A Psychedelic Drug May Help Treat PTSD

Tuesday, April 30, 2019

New research from neuroscientists at Johns Hopkins University suggests that the psychedelic drug MDMA (3,4-methylenedioxy-methamphetamine) may allow brains to re-learn social-reward behaviors in such a way that could be helpful in the treatment of PTSD. The study, reported in Nature, found that MDMA reopens a “critical period” in the brains of mice, making them more susceptible to new, pro-social behavior.

Critical periods, when the brain is sensitive to learning the reward value of social behaviors, were first identified in the 1930s in connection with the bonding behaviors of baby snow geese. For the first 24 hours of a snow gosling’s life, it bonds to its mother or, in her absence, to any other object. However, if the mother is initially present but vanishes 48 hours after her baby’s birth, the hatching won’t bond to anything else; the critical period will have closed.

In disease states, closure of critical periods limits the ability of the brain to adapt, so it is important to identify how to reopen critical periods. Since MDMA is known to have pro-social effects, the researchers hypothesized that the drug could be used to reopen the critical period after it had closed. Using mice, they first determined that the relevant critical period occurs around puberty and closes as the mice mature. They then dosed mature mice with MDMA and waited until the drug had washed completely out of their systems.
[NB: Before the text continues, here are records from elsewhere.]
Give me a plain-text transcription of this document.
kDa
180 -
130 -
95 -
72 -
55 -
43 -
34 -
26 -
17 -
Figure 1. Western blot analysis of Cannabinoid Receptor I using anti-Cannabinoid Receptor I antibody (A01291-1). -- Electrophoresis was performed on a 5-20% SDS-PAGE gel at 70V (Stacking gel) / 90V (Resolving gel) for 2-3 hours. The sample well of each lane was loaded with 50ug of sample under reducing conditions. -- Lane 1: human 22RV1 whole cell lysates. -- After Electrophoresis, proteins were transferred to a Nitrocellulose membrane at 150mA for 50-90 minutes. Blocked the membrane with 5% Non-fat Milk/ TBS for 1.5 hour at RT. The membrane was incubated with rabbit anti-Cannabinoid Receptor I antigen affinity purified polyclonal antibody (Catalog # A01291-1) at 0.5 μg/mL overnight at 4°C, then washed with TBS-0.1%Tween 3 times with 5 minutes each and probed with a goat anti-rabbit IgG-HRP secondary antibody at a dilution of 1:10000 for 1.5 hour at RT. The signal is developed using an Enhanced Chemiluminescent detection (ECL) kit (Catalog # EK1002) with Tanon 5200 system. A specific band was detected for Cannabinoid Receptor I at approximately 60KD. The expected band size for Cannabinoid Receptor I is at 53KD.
Most of the dosed mice exhibited juvenile (i.e., enhanced) abilities to learn new pro-social behaviors when compared to a control group. The effects of the drug lasted up to two weeks from the initial dosing. During the same period, the researchers also noticed that the brains of the dosed mice responded to the hormone oxytocin in ways that affect learning and memory, a phenomenon that does not usually occur in mature mice.

While MDMA may not work for every psychiatric condition involving social behaviors, the FDA has already “fast-tracked” it for study in connection with PTSD.